Coup sur coup, BP et Shell ont annoncé cet été l’abandon de leurs projets respectifs de production de carburants de synthèse. La production potentielle de carburants verts issus du retraitement de la biomasse et de la capture de CO2 a ainsi été amputée de plus d’un million de tonnes par an.
Quelques semaines plus tard, c’est le Danois Orsted qui a, à son tour, jeté l’éponge en abandonnant le projet FlagshipOne. Ce site pilote, qui devait être en mesure de produire plus de 55 000 tonnes de méthanol de synthèse par an dès 2025, avait été racheté en 2022 à Liquid Wind AB. Il s’intégrait pourtant parfaitement au métier d’opérateur éolien du groupe, qui pouvait espérer valoriser la surproduction de plus en plus fréquente des champs éoliens en mer du Nord.
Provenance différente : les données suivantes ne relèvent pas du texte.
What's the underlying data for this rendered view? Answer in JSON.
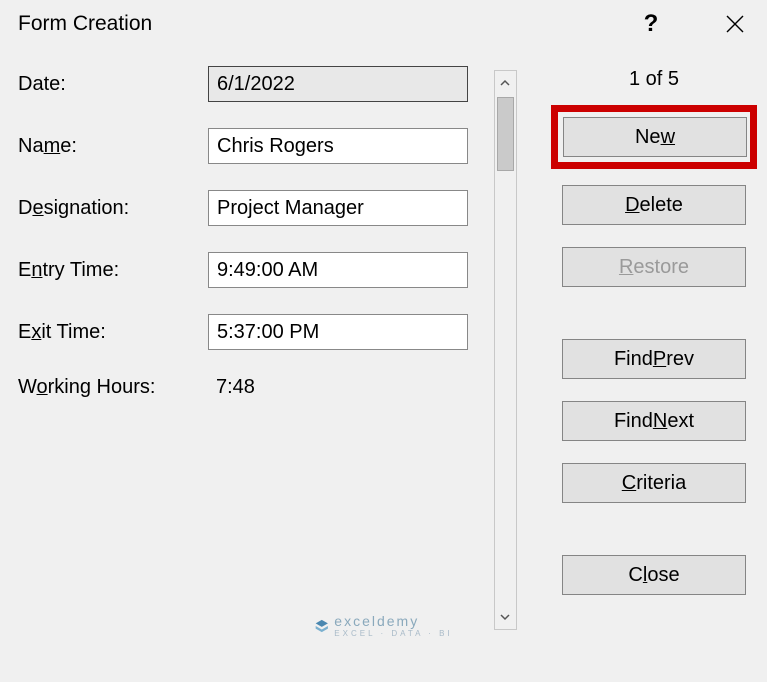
{
  "dialog": {
    "title": "Form Creation",
    "help": "?",
    "close": "×"
  },
  "fields": {
    "date": {
      "label": "Date:",
      "value": "6/1/2022"
    },
    "name": {
      "label": "Name:",
      "value": "Chris Rogers"
    },
    "designation": {
      "label": "Designation:",
      "value": "Project Manager"
    },
    "entry_time": {
      "label": "Entry Time:",
      "value": "9:49:00 AM"
    },
    "exit_time": {
      "label": "Exit Time:",
      "value": "5:37:00 PM"
    },
    "working_hours": {
      "label": "Working Hours:",
      "value": "7:48"
    }
  },
  "record_counter": "1 of 5",
  "buttons": {
    "new": {
      "pre": "Ne",
      "u": "w",
      "post": ""
    },
    "delete": {
      "pre": "",
      "u": "D",
      "post": "elete"
    },
    "restore": {
      "pre": "",
      "u": "R",
      "post": "estore"
    },
    "find_prev": {
      "pre": "Find ",
      "u": "P",
      "post": "rev"
    },
    "find_next": {
      "pre": "Find ",
      "u": "N",
      "post": "ext"
    },
    "criteria": {
      "pre": "",
      "u": "C",
      "post": "riteria"
    },
    "close": {
      "pre": "C",
      "u": "l",
      "post": "ose"
    }
  },
  "labels_underline": {
    "name": {
      "pre": "Na",
      "u": "m",
      "post": "e:"
    },
    "designation": {
      "pre": "D",
      "u": "e",
      "post": "signation:"
    },
    "entry_time": {
      "pre": "E",
      "u": "n",
      "post": "try Time:"
    },
    "exit_time": {
      "pre": "E",
      "u": "x",
      "post": "it Time:"
    },
    "working_hours": {
      "pre": "W",
      "u": "o",
      "post": "rking Hours:"
    }
  },
  "watermark": {
    "brand": "exceldemy",
    "sub": "EXCEL · DATA · BI"
  }
}
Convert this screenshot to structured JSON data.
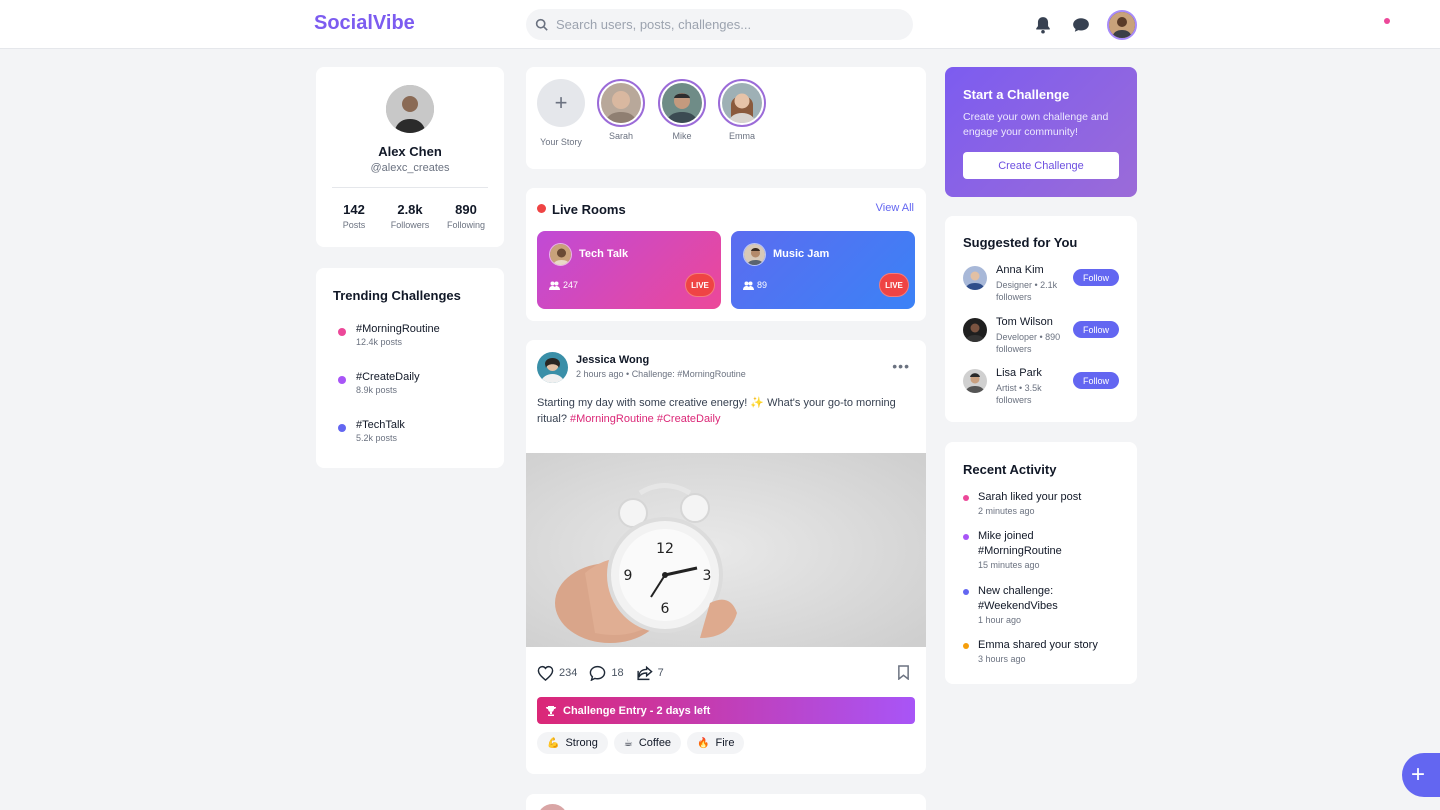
{
  "header": {
    "logo": "SocialVibe",
    "search_placeholder": "Search users, posts, challenges..."
  },
  "profile": {
    "name": "Alex Chen",
    "handle": "@alexc_creates",
    "stats": [
      {
        "value": "142",
        "label": "Posts"
      },
      {
        "value": "2.8k",
        "label": "Followers"
      },
      {
        "value": "890",
        "label": "Following"
      }
    ]
  },
  "trending": {
    "title": "Trending Challenges",
    "items": [
      {
        "tag": "#MorningRoutine",
        "count": "12.4k posts",
        "color": "#ec4899"
      },
      {
        "tag": "#CreateDaily",
        "count": "8.9k posts",
        "color": "#a855f7"
      },
      {
        "tag": "#TechTalk",
        "count": "5.2k posts",
        "color": "#6366f1"
      }
    ]
  },
  "stories": [
    {
      "name": "Your Story",
      "type": "add"
    },
    {
      "name": "Sarah"
    },
    {
      "name": "Mike"
    },
    {
      "name": "Emma"
    }
  ],
  "live_rooms": {
    "title": "Live Rooms",
    "view_all": "View All",
    "rooms": [
      {
        "title": "Tech Talk",
        "count": "247",
        "badge": "LIVE"
      },
      {
        "title": "Music Jam",
        "count": "89",
        "badge": "LIVE"
      }
    ]
  },
  "post": {
    "author": "Jessica Wong",
    "meta": "2 hours ago • Challenge: #MorningRoutine",
    "text": "Starting my day with some creative energy! ✨ What's your go-to morning ritual?",
    "tags": "#MorningRoutine #CreateDaily",
    "likes": "234",
    "comments": "18",
    "shares": "7",
    "challenge_banner": "Challenge Entry - 2 days left",
    "reactions": [
      {
        "emoji": "💪",
        "label": "Strong"
      },
      {
        "emoji": "☕",
        "label": "Coffee"
      },
      {
        "emoji": "🔥",
        "label": "Fire"
      }
    ]
  },
  "cta": {
    "title": "Start a Challenge",
    "description": "Create your own challenge and engage your community!",
    "button": "Create Challenge"
  },
  "suggested": {
    "title": "Suggested for You",
    "follow_label": "Follow",
    "users": [
      {
        "name": "Anna Kim",
        "info": "Designer • 2.1k followers"
      },
      {
        "name": "Tom Wilson",
        "info": "Developer • 890 followers"
      },
      {
        "name": "Lisa Park",
        "info": "Artist • 3.5k followers"
      }
    ]
  },
  "activity": {
    "title": "Recent Activity",
    "items": [
      {
        "text": "Sarah liked your post",
        "time": "2 minutes ago",
        "color": "#ec4899"
      },
      {
        "text": "Mike joined #MorningRoutine",
        "time": "15 minutes ago",
        "color": "#a855f7"
      },
      {
        "text": "New challenge: #WeekendVibes",
        "time": "1 hour ago",
        "color": "#6366f1"
      },
      {
        "text": "Emma shared your story",
        "time": "3 hours ago",
        "color": "#f59e0b"
      }
    ]
  },
  "fab_label": "+"
}
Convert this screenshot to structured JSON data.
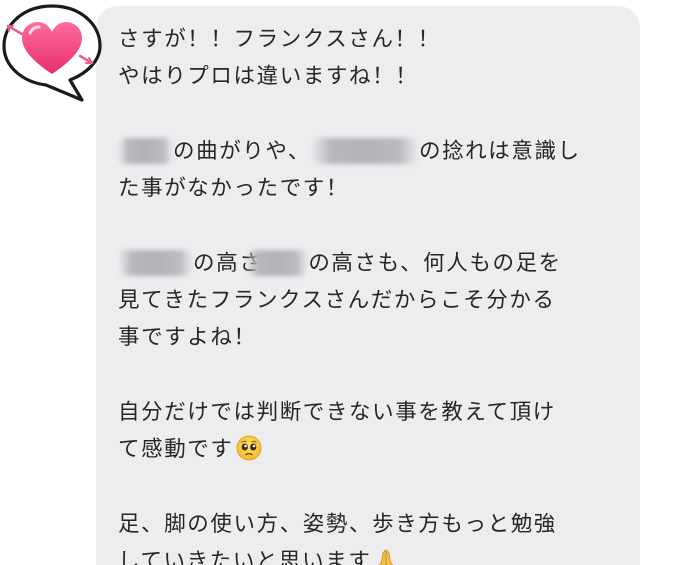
{
  "message": {
    "p1": {
      "line1": "さすが！！フランクスさん！！",
      "line2": "やはりプロは違いますね！！"
    },
    "p2": {
      "line1_a": "の曲がりや、",
      "line1_b": "の捻れは意識し",
      "line2": "た事がなかったです！"
    },
    "p3": {
      "line1_a": "の高さ",
      "line1_b": "の高さも、何人もの足を",
      "line2": "見てきたフランクスさんだからこそ分かる",
      "line3": "事ですよね！"
    },
    "p4": {
      "line1": "自分だけでは判断できない事を教えて頂け",
      "line2": "て感動です"
    },
    "p5": {
      "line1": "足、脚の使い方、姿勢、歩き方もっと勉強",
      "line2": "していきたいと思います"
    }
  },
  "icons": {
    "sticker": "heart-speech-bubble-icon",
    "emoji_1": "pleading-face-emoji-icon",
    "emoji_2": "folded-hands-emoji-icon"
  },
  "colors": {
    "bubble_background": "#ededf0",
    "text": "#262626",
    "heart": "#ee3b7a"
  }
}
Pourtant, malgré un outil industriel capable de produire de l’électricité à coût marginal et à valeur de marché nulle de plus en plus fréquemment, Orsted n’a pas réussi à boucler l’équation économique de production de carburants de synthèse.
Une fois toutes les dépenses prises en compte, le coût de production sur le territoire européen resterait autour des 3 000 dollars la tonne équivalent-pétrole en régime de croisière. Or, dans le même temps, les producteurs américains peuvent s’appuyer sur une énergie meilleur marché et sur d’importantes subventions dans le cadre de l’Inflation Reduction Act.
Résultat des courses, le carburant de synthèse Made in USA est devenu en quelques mois moins cher que celui produit sur le Vieux Continent, même en intégrant les coûts logistiques. Alors qu’il avait déjà baissé à un peu moins de 3 000 $/tonne l’an passé, l’équivalent de l’objectif de prix des producteurs européens d’ici à 2030, son prix s’est encore effondré ces derniers mois. Il a franchi à la baisse le seuil psychologique des 2 000 $ à la fin de l’été, et la trajectoire ne montre aucun signe d’inflexion.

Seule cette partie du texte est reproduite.